Após uma transformação radical, que envolve renúncia e uma espécie de morte simbólica, o personagem de El Topo ressurge das profundezas de um abandono, encontrando uma comunidade de excluídos e marginalizados que vivem sob a terra. Aqui, ele assume um novo propósito: guiá-los para fora da escuridão, para a luz do mundo exterior. Essa segunda parte do filme transcende a narrativa para se tornar uma parábola sobre a redenção, o preconceito social e a busca por um novo começo, ainda que marcado por desafios brutais. A iconografia é rica e perturbadora, combinando simbolismo religioso com violência explícita e sequências de um surrealismo onírico que permanecem gravadas na memória do espectador.

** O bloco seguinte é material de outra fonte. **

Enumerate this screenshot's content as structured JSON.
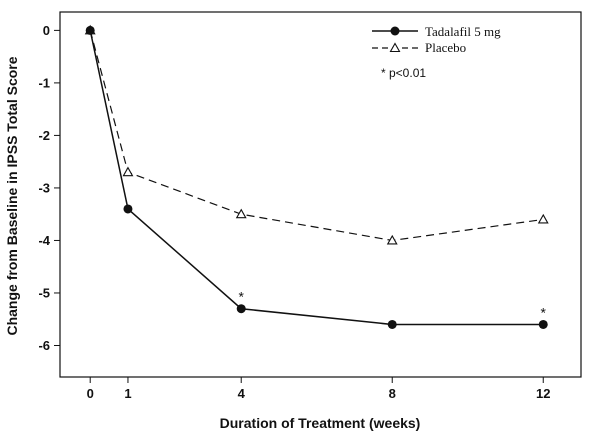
{
  "chart_data": {
    "type": "line",
    "xlabel": "Duration of Treatment (weeks)",
    "ylabel": "Change from Baseline in IPSS Total Score",
    "xlim": [
      -0.8,
      13
    ],
    "ylim": [
      -6.6,
      0.35
    ],
    "x_ticks": [
      0,
      1,
      4,
      8,
      12
    ],
    "y_ticks": [
      0,
      -1,
      -2,
      -3,
      -4,
      -5,
      -6
    ],
    "x_tick_labels": [
      "0",
      "1",
      "4",
      "8",
      "12"
    ],
    "y_tick_labels": [
      "0",
      "-1",
      "-2",
      "-3",
      "-4",
      "-5",
      "-6"
    ],
    "grid": false,
    "legend_position": "top-right",
    "series": [
      {
        "name": "Tadalafil 5 mg",
        "marker": "filled-circle",
        "line_style": "solid",
        "x": [
          0,
          1,
          4,
          8,
          12
        ],
        "y": [
          0,
          -3.4,
          -5.3,
          -5.6,
          -5.6
        ]
      },
      {
        "name": "Placebo",
        "marker": "open-triangle",
        "line_style": "dashed",
        "x": [
          0,
          1,
          4,
          8,
          12
        ],
        "y": [
          0,
          -2.7,
          -3.5,
          -4.0,
          -3.6
        ]
      }
    ],
    "significance_marks": [
      {
        "text": "*",
        "series": "Tadalafil 5 mg",
        "x": 4
      },
      {
        "text": "*",
        "series": "Tadalafil 5 mg",
        "x": 12
      }
    ],
    "annotation": "* p<0.01"
  }
}
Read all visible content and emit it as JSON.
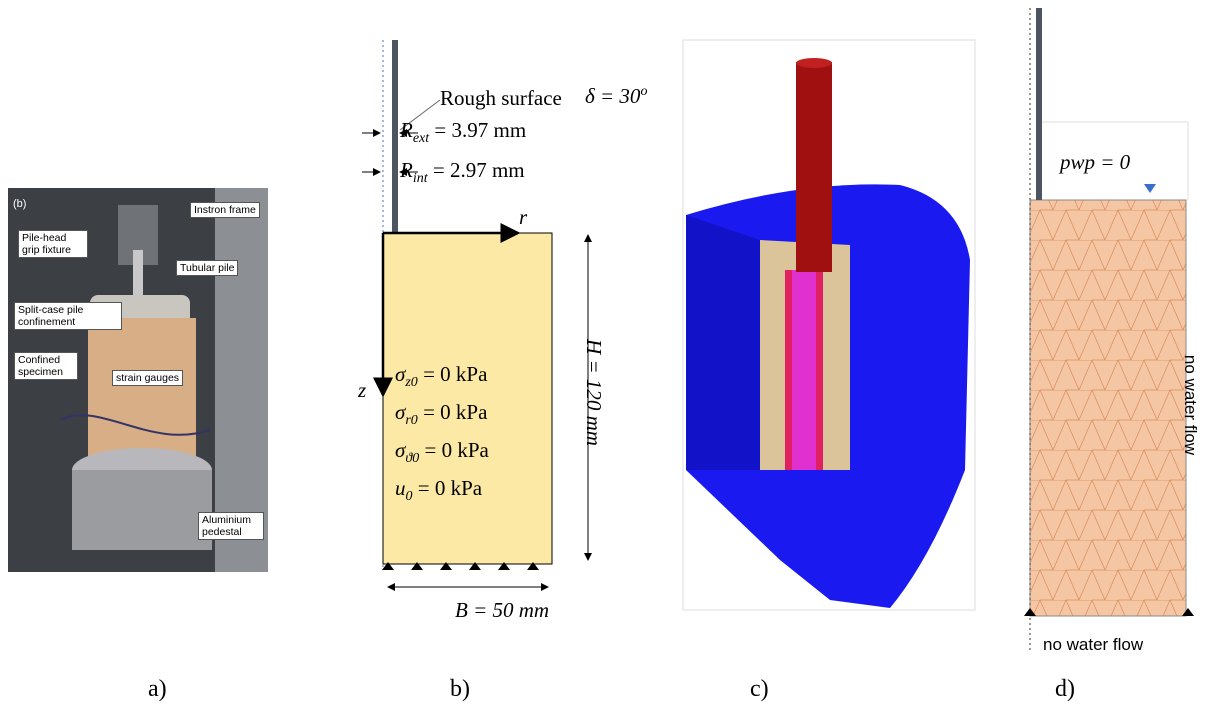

A genialidade de Jodorowsky em ‘El Topo’ reside na sua capacidade de costurar elementos de faroeste, misticismo oriental e crítica social em uma narrativa visualmente deslumbrante e intelectualmente provocadora. A cinematografia é pontuada por composições que lembram pinturas renascentistas e pesadelos barrocos, com cada quadro transbordando de significado latente. A obra de Jodorowsky propõe uma audaciosa meditação sobre a natureza da libertação pessoal, sugerindo que a verdadeira elevação reside na aniquilação do ego e na aceitação da imperfeição. É uma experiência cinematográfica visceral que, cinquenta anos após seu lançamento, continua a ser um ponto de referência para filmes que buscam explorar as fronteiras da consciência e da narrativa, deixando uma impressão duradoura sobre a psique de quem se aventura por suas profundezas. El Topo, em sua essência, constitui uma jornada espiritual encapsulada em celuloide.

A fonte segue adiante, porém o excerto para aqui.